Friday, January 22, 2021

‘Government has no plans to reduce tariffs’ – WUC Report

Government is not about to consider any drastic alteration to the existing water and electricity tariffs for both commercial and domestic consumers. That is despite the fact that there is concern that it is not possible to attract foreign direct investment into the country as a result of the prohibitively high tariff rates.

Fears have been raised that the current problem of power supply and demand mismatch, which has resulted from South Africa’s Eskom’s decision to limit Botswana’s portion of their energy has the potential to impact on the availability of water.

This emerged at the official presentation of the Water Utilities Corporation Annual Report 2007/2008 to the Minister of Minerals, Energy and Water Resources, Ponatshego Kedikilwe, by Abednigo Humanly, who is the Corporation’s Director of Commercial Services at Ministry Headquarters recently.

According to the report, there are indications of serious challenges that lie ahead, which the WUC will be faced with in their endeavors to make water as widely accessible as possible to the broader section of the population.

Given the important role played by electricity in the generation, treatment and distribution of water to the point of use, it is apparent that the recurrent shortage of power supply in the SADC region as a result of outstripping supply and the rising cost of fuel are seen as major factors that would loom large in any explanation of failure to bend the current rates.

There is also concern that the shortage of materials and critical skills, with the advent of the 2010 FIFA World Cup in South Africa, which is bound to consume a lot of resources, might pose a serious challenge to the country’s capacities.

It is also pointed out by the report that the possibility of expansion into some major villages means a further constraint to the available power voltages.

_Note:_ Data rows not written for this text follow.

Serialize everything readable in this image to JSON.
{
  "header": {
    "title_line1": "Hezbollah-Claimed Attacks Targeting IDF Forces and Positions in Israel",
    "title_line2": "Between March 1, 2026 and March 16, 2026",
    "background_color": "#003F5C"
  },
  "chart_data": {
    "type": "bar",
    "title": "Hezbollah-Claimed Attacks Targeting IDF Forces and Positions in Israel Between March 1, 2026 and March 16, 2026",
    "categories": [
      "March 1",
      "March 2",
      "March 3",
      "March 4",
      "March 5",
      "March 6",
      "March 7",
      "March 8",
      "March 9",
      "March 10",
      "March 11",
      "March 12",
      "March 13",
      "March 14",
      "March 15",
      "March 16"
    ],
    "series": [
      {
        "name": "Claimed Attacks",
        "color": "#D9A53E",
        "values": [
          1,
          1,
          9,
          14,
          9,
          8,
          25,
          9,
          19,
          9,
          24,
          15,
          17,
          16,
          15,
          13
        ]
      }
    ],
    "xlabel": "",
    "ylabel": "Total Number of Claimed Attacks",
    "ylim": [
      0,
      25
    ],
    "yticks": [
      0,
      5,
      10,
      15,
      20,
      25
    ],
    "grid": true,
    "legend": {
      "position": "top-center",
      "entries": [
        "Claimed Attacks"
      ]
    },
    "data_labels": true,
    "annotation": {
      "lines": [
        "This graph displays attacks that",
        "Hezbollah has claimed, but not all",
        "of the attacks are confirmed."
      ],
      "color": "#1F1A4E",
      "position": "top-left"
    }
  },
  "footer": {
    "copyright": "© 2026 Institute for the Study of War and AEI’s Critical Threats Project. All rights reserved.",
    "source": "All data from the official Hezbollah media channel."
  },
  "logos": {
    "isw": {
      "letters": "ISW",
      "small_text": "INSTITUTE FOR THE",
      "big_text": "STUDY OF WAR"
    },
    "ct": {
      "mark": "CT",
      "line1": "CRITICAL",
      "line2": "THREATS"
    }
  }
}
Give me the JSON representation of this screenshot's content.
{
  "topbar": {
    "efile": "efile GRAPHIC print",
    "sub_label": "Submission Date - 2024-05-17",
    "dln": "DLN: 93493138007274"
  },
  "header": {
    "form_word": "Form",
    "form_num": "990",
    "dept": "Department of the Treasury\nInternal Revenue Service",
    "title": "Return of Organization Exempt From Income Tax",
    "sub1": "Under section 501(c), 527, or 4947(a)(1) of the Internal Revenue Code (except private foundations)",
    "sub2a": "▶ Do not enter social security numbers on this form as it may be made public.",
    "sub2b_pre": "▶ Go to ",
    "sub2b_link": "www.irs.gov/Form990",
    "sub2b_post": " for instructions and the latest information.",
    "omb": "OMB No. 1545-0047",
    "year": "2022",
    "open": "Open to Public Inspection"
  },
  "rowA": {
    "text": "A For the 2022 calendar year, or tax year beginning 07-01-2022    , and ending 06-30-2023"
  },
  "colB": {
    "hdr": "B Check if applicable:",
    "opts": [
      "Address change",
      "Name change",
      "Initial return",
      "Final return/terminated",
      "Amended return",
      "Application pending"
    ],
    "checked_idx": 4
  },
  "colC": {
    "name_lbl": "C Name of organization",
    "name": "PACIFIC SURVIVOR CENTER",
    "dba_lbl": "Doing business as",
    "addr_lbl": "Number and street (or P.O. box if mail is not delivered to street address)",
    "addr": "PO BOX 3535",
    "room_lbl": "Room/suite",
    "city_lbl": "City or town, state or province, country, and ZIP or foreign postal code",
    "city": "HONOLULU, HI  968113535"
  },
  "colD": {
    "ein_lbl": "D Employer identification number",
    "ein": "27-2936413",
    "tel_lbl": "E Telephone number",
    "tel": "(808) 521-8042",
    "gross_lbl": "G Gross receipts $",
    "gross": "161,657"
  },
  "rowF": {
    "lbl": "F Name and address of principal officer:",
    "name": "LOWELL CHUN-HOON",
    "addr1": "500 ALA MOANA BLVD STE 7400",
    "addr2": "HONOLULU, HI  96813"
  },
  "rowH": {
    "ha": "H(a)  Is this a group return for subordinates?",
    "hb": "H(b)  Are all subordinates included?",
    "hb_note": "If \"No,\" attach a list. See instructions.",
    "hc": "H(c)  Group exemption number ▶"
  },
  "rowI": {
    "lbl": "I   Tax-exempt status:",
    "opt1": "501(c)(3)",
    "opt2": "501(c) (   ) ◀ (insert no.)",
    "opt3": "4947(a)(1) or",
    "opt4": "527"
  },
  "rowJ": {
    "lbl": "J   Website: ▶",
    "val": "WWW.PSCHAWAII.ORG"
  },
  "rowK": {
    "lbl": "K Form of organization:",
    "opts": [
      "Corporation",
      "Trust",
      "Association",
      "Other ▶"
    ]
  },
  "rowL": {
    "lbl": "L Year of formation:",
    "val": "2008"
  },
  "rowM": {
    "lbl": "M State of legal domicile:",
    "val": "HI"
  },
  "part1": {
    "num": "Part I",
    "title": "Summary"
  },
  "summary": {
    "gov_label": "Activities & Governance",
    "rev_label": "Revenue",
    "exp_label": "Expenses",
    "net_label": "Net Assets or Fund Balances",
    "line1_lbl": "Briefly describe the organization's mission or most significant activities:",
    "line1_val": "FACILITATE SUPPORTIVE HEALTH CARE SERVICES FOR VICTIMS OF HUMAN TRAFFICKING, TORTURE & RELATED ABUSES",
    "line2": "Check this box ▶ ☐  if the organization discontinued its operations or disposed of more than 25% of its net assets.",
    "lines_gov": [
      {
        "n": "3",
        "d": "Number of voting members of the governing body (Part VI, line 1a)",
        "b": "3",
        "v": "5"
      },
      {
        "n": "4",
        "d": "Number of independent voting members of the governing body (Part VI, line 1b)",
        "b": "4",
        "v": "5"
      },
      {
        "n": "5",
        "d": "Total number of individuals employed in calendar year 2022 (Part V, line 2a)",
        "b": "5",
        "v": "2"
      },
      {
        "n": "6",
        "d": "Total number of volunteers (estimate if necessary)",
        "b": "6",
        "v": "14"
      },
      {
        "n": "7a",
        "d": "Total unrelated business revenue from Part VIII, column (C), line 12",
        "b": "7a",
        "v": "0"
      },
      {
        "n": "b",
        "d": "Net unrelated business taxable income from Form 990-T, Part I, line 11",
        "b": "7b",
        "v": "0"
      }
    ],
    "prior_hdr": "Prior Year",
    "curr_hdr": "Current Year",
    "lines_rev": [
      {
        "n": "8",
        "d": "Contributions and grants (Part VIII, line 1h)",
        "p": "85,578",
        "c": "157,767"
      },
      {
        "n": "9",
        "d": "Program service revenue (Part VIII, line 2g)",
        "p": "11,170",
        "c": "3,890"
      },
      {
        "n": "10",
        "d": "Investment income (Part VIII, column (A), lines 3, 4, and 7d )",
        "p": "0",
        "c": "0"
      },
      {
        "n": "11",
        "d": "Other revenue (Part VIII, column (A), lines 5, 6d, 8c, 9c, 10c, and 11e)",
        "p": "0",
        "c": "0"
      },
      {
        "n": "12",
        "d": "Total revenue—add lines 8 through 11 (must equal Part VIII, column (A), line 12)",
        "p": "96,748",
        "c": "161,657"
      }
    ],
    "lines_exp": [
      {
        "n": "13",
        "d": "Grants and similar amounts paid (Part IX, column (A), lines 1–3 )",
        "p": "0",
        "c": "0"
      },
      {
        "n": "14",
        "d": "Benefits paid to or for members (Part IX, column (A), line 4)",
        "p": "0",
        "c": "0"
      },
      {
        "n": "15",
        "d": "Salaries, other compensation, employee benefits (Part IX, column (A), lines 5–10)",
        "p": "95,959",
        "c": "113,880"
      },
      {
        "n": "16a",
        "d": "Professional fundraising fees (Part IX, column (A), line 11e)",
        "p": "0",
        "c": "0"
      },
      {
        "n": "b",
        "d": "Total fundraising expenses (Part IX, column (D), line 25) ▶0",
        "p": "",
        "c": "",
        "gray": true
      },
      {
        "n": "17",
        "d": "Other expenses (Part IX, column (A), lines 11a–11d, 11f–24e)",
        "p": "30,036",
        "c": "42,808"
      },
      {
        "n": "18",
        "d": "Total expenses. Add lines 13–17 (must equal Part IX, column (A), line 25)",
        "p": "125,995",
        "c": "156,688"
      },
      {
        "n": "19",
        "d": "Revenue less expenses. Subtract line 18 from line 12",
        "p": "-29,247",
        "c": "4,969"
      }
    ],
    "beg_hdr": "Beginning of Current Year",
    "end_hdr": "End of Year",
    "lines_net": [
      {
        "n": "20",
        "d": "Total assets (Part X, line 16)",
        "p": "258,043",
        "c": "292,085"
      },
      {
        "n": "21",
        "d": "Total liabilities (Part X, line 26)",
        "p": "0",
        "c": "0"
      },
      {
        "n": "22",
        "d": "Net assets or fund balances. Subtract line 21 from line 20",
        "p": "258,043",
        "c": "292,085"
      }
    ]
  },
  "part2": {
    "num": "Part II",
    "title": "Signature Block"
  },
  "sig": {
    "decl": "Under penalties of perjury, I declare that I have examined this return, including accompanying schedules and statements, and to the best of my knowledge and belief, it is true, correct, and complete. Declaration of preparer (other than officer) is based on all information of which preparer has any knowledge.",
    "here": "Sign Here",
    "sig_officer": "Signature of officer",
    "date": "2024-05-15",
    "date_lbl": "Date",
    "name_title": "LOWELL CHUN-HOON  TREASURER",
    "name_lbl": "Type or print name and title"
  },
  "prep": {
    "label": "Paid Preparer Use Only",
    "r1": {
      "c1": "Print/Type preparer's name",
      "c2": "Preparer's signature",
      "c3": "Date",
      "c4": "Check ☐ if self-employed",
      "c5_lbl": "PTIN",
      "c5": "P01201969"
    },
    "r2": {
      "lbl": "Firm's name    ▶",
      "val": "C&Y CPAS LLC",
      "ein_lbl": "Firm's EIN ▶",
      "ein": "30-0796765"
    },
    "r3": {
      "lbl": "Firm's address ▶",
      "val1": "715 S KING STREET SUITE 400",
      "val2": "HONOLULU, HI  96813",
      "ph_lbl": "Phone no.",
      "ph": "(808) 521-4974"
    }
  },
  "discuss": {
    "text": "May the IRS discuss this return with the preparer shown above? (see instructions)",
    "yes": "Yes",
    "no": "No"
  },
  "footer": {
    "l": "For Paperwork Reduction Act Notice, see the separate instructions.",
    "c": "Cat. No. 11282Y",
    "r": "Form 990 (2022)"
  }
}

It follows from this that the existing costs for the already connected consumers are bound to be upset since the available volumes of water have to be shared whilst alternative supplies remain to be explored.

To highlight the extent of difficulties the country is grappling with, water levels at the Molatedi Dam in South Africa, which constitutes an equally vital source of Botswana’s water supply, went down by 6% at the beginning of the review period.

The effect of this was that the corporation could only get 50% of its entitled ration or 3.65MCM per annum for the most part of the period under review. The provision of the agreement signed between the two countries is that whenever the Dam levels get below 26% the WUC is then eligible for only 50% of its seasonal allocation.

Responding to the alarm raised by the report, Minister Kedikilwe says that as much as it carries valid concerns, the public should be helped to appreciate that efforts are being made to ameliorate the situation.

However, in spite of this seemingly gloomy state of affairs and the ever- present possibility of an uncertain water supply situation, it would appear that not all is lost. There is cause for hope.

Plans are underway to develop infrastructure to meet the rapid growth of water supply areas and the ever rising demand for water nationally.

Against this background the construction of the Francistown Water Master Plan Project was completed during the reporting period, while the Selebi Phikwe Water Master Plan is ongoing. It is further reported that in a bid to spread the supply network as widely as possible, preliminary works on master plans for Lobatse, Jwaneng and Sowa Township Authority have reached an advanced stage following the completion of the relevant terms of reference.

In this context, the Minister cited the ongoing Mmamabula Coal Power Project which is expected to generate sufficient electricity for the region. Additionally, it is partly in view of the pressing need for such a facility and efforts at preventing the possible consequences of total blackout that the Governments of Botswana and the Republic of South Africa and other stakeholders have decided to reconfigure the project so that it can deliver by 2013.

Concerning the tariffs, Kedikilwe stated that his Ministry has a duty to manage the corporations; both WUC and the Botswana Power Corporation in a manner that they can ultimately become self sustaining. For this reason he pointed out that cost recovery forms an indispensable alternative.

“It should be noted that the worldwide upsurge in prices, and the fact that we purchase items on parity basis necessarily impacts on the cost of our inputs and obviously the tariffs,” he said.